Time series visualization.
- Multiple lines in one plot
- Control what dates printed on x axis;
Things I learned:
Have to use numpy or datetime to transform the date column to datetime type. If use pd.to_datetime() method, somehow matplotlib won’t recognize it;
Code:
import pandas as pd
import numpy as np
import datetime
import matplotlib.pyplot as plt
from matplotlib.dates import YearLocator, MonthLocator, DateFormatter
# Read in dateframe and convert string to datetime type
test = pd.read_csv("demo_time_series.csv")

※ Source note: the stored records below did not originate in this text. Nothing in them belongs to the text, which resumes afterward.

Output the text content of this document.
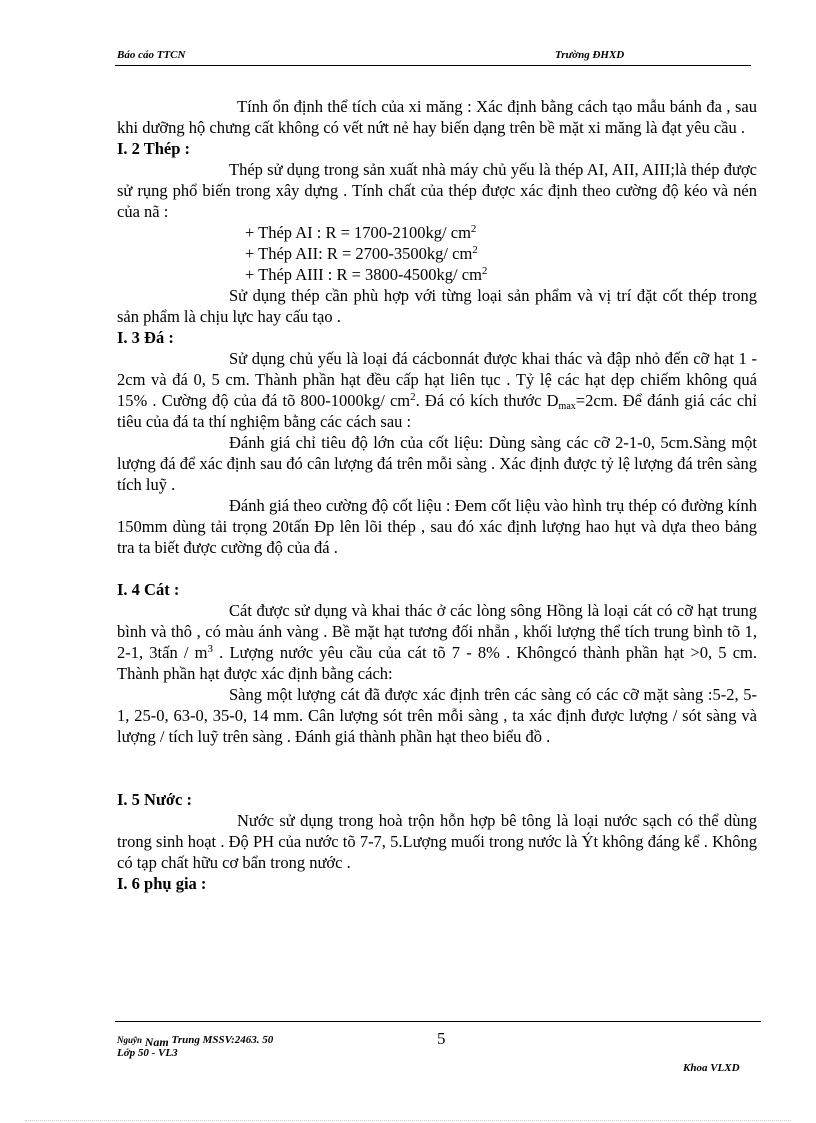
Báo cáo TTCN	Trường ĐHXD

Tính ổn định thể tích của xi măng : Xác định bằng cách tạo mẫu bánh đa , sau khi dưỡng hộ chưng cất không có vết nứt nẻ hay biến dạng trên bề mặt xi măng là đạt yêu cầu .

I. 2 Thép :

Thép sử dụng trong sản xuất nhà máy chủ yếu là thép AI, AII, AIII;là thép được sử rụng phổ biến trong xây dựng . Tính chất của thép được xác định theo cường độ kéo và nén của nã :

+ Thép AI : R = 1700-2100kg/ $cm^2$

+ Thép AII: R = 2700-3500kg/ $cm^2$

+ Thép AIII : R = 3800-4500kg/ $cm^2$

Sử dụng thép cần phù hợp với từng loại sản phẩm và vị trí đặt cốt thép trong sản phẩm là chịu lực hay cấu tạo .

I. 3 Đá :

Sử dụng chủ yếu là loại đá cácbonnát được khai thác và đập nhỏ đến cỡ hạt 1 - 2cm và đá 0, 5 cm. Thành phần hạt đều cấp hạt liên tục . Tỷ lệ các hạt dẹp chiếm không quá 15% . Cường độ của đá tõ 800-1000kg/ $cm^2$. Đá có kích thước $D_{max}=2cm$. Để đánh giá các chỉ tiêu của đá ta thí nghiệm bằng các cách sau :

Đánh giá chỉ tiêu độ lớn của cốt liệu: Dùng sàng các cỡ 2-1-0, 5cm.Sàng một lượng đá để xác định sau đó cân lượng đá trên mỗi sàng . Xác định được tỷ lệ lượng đá trên sàng tích luỹ .

Đánh giá theo cường độ cốt liệu : Đem cốt liệu vào hình trụ thép có đường kính 150mm dùng tải trọng 20tấn Ðp lên lõi thép , sau đó xác định lượng hao hụt và dựa theo bảng tra ta biết được cường độ của đá .

I. 4 Cát :

Cát được sử dụng và khai thác ở các lòng sông Hồng là loại cát có cỡ hạt trung bình và thô , có màu ánh vàng . Bề mặt hạt tương đối nhẵn , khối lượng thể tích trung bình tõ 1, 2-1, 3tấn / $m^3$ . Lượng nước yêu cầu của cát tõ 7 - 8% . Khôngcó thành phần hạt >0, 5 cm. Thành phần hạt được xác định bằng cách:

Sàng một lượng cát đã được xác định trên các sàng có các cỡ mặt sàng :5-2, 5-1, 25-0, 63-0, 35-0, 14 mm. Cân lượng sót trên mỗi sàng , ta xác định được lượng / sót sàng và lượng / tích luỹ trên sàng . Đánh giá thành phần hạt theo biểu đồ .

I. 5 Nước :

Nước sử dụng trong hoà trộn hỗn hợp bê tông là loại nước sạch có thể dùng trong sinh hoạt . Độ PH của nước tõ 7-7, 5.Lượng muối trong nước là Ýt không đáng kể . Không có tạp chất hữu cơ bẩn trong nước .

I. 6 phụ gia :

Nguỹn Nam Trung MSSV:2463. 50
Lớp 50 - VL3
5
Khoa VLXD
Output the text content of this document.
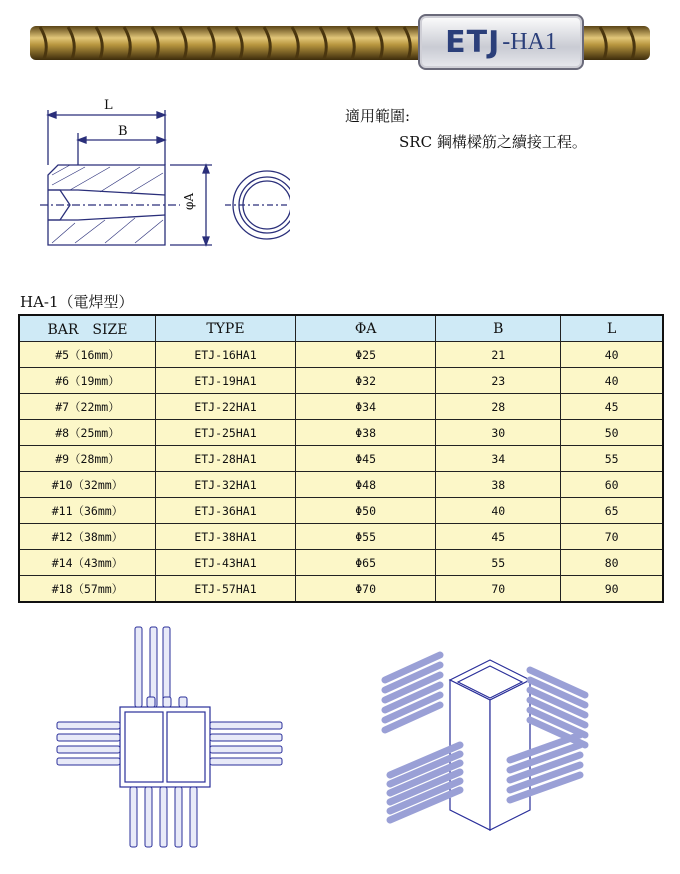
ETJ -HA1
L
B
φA
適用範圍:
SRC 鋼構樑筋之續接工程。
HA-1（電焊型）
BAR　SIZE	TYPE	ΦA	B	L
#5（16mm）	ETJ-16HA1	Φ25	21	40
#6（19mm）	ETJ-19HA1	Φ32	23	40
#7（22mm）	ETJ-22HA1	Φ34	28	45
#8（25mm）	ETJ-25HA1	Φ38	30	50
#9（28mm）	ETJ-28HA1	Φ45	34	55
#10（32mm）	ETJ-32HA1	Φ48	38	60
#11（36mm）	ETJ-36HA1	Φ50	40	65
#12（38mm）	ETJ-38HA1	Φ55	45	70
#14（43mm）	ETJ-43HA1	Φ65	55	80
#18（57mm）	ETJ-57HA1	Φ70	70	90
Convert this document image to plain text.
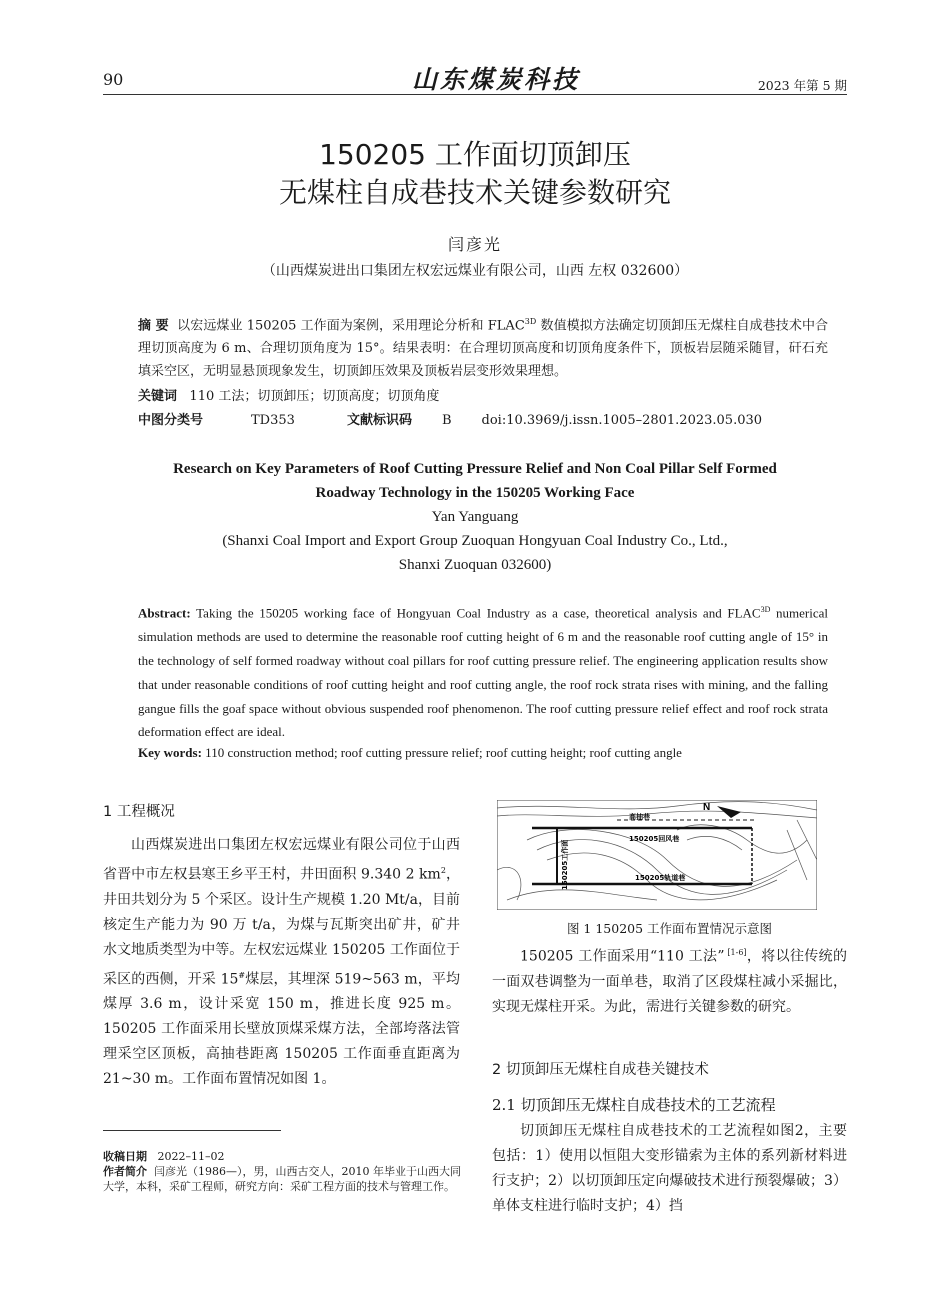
90	山东煤炭科技	2023 年第 5 期
150205 工作面切顶卸压
无煤柱自成巷技术关键参数研究
闫彦光
（山西煤炭进出口集团左权宏远煤业有限公司，山西 左权 032600）
摘 要 以宏远煤业 150205 工作面为案例，采用理论分析和 $FLAC^{3D}$ 数值模拟方法确定切顶卸压无煤柱自成巷技术中合理切顶高度为 6 m、合理切顶角度为 15°。结果表明：在合理切顶高度和切顶角度条件下，顶板岩层随采随冒，矸石充填采空区，无明显悬顶现象发生，切顶卸压效果及顶板岩层变形效果理想。
关键词 110 工法；切顶卸压；切顶高度；切顶角度
中图分类号	TD353	文献标识码 B doi:10.3969/j.issn.1005–2801.2023.05.030
Research on Key Parameters of Roof Cutting Pressure Relief and Non Coal Pillar Self Formed
Roadway Technology in the 150205 Working Face
Yan Yanguang
(Shanxi Coal Import and Export Group Zuoquan Hongyuan Coal Industry Co., Ltd.,
Shanxi Zuoquan 032600)
Abstract: Taking the 150205 working face of Hongyuan Coal Industry as a case, theoretical analysis and $FLAC^{3D}$ numerical simulation methods are used to determine the reasonable roof cutting height of 6 m and the reasonable roof cutting angle of 15° in the technology of self formed roadway without coal pillars for roof cutting pressure relief. The engineering application results show that under reasonable conditions of roof cutting height and roof cutting angle, the roof rock strata rises with mining, and the falling gangue fills the goaf space without obvious suspended roof phenomenon. The roof cutting pressure relief effect and roof rock strata deformation effect are ideal.
Key words: 110 construction method; roof cutting pressure relief; roof cutting height; roof cutting angle
1 工程概况
山西煤炭进出口集团左权宏远煤业有限公司位于山西省晋中市左权县寒王乡平王村，井田面积 9.340 2 $km^2$，井田共划分为 5 个采区。设计生产规模 1.20 Mt/a，目前核定生产能力为 90 万 t/a，为煤与瓦斯突出矿井，矿井水文地质类型为中等。左权宏远煤业 150205 工作面位于采区的西侧，开采 15#煤层，其埋深 519~563 m，平均煤厚 3.6 m，设计采宽 150 m，推进长度 925 m。150205 工作面采用长壁放顶煤采煤方法，全部垮落法管理采空区顶板，高抽巷距离 150205 工作面垂直距离为 21~30 m。工作面布置情况如图 1。
收稿日期 2022–11–02
作者简介 闫彦光（1986—），男，山西古交人，2010 年毕业于山西大同大学，本科，采矿工程师，研究方向：采矿工程方面的技术与管理工作。
N
高抽巷
150205回风巷
150205轨道巷
150205工作面
图 1 150205 工作面布置情况示意图
150205 工作面采用“110 工法” [1-6]，将以往传统的一面双巷调整为一面单巷，取消了区段煤柱减小采掘比，实现无煤柱开采。为此，需进行关键参数的研究。
2 切顶卸压无煤柱自成巷关键技术
2.1 切顶卸压无煤柱自成巷技术的工艺流程
切顶卸压无煤柱自成巷技术的工艺流程如图2，主要包括：1）使用以恒阻大变形锚索为主体的系列新材料进行支护；2）以切顶卸压定向爆破技术进行预裂爆破；3）单体支柱进行临时支护；4）挡
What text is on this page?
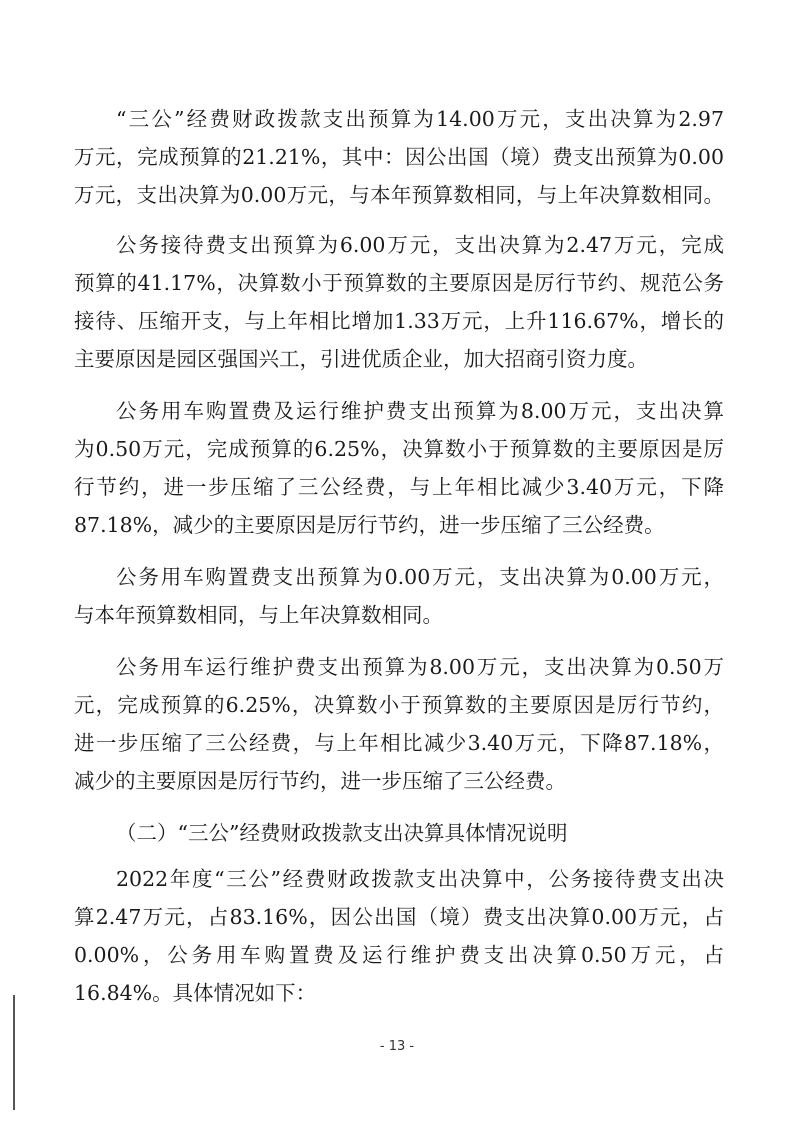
“三公”经费财政拨款支出预算为14.00万元，支出决算为2.97
万元，完成预算的21.21%，其中：因公出国（境）费支出预算为0.00
万元，支出决算为0.00万元，与本年预算数相同，与上年决算数相同。
公务接待费支出预算为6.00万元，支出决算为2.47万元，完成
预算的41.17%，决算数小于预算数的主要原因是厉行节约、规范公务
接待、压缩开支，与上年相比增加1.33万元，上升116.67%，增长的
主要原因是园区强国兴工，引进优质企业，加大招商引资力度。
公务用车购置费及运行维护费支出预算为8.00万元，支出决算
为0.50万元，完成预算的6.25%，决算数小于预算数的主要原因是厉
行节约，进一步压缩了三公经费，与上年相比减少3.40万元，下降
87.18%，减少的主要原因是厉行节约，进一步压缩了三公经费。
公务用车购置费支出预算为0.00万元，支出决算为0.00万元，
与本年预算数相同，与上年决算数相同。
公务用车运行维护费支出预算为8.00万元，支出决算为0.50万
元，完成预算的6.25%，决算数小于预算数的主要原因是厉行节约，
进一步压缩了三公经费，与上年相比减少3.40万元，下降87.18%，
减少的主要原因是厉行节约，进一步压缩了三公经费。
（二）“三公”经费财政拨款支出决算具体情况说明
2022年度“三公”经费财政拨款支出决算中，公务接待费支出决
算2.47万元，占83.16%，因公出国（境）费支出决算0.00万元，占
0.00%，公务用车购置费及运行维护费支出决算0.50万元，占
16.84%。具体情况如下：
- 13 -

test['date'] = test['date'].apply(lambda x: datetime.datetime.strptime(x,'%Y-%m-%d'))
# I have every day but I don't want all of them on x-axis, so re-format them
months = MonthLocator(interval=2) # Show everyother month
monthFmt = DateFormatter('%Y/%m')
datemin = datetime.datetime.strptime("2018-01", '%Y-%m')
datemax = datetime.datetime.strptime("2018-05", '%Y-%m')
# Define the figure and
fig,ax = plt.subplots()
ax.plot(test['date'],test['real'],color='red')
ax.plot(test['date'],test['pred'], color='black')
# Reformat the x-axis
ax.set_xlim(datemin, datemax)
ax.xaxis.set_major_locator(months)
ax.xaxis.set_major_formatter(monthFmt)
ax.autoscale_view()
plt.savefig('demo_time_series.pdf', format='pdf')
Refrence:
- https://matplotlib.org/gallery/api/date.html
- https://matplotlib.org/api/dates_api.html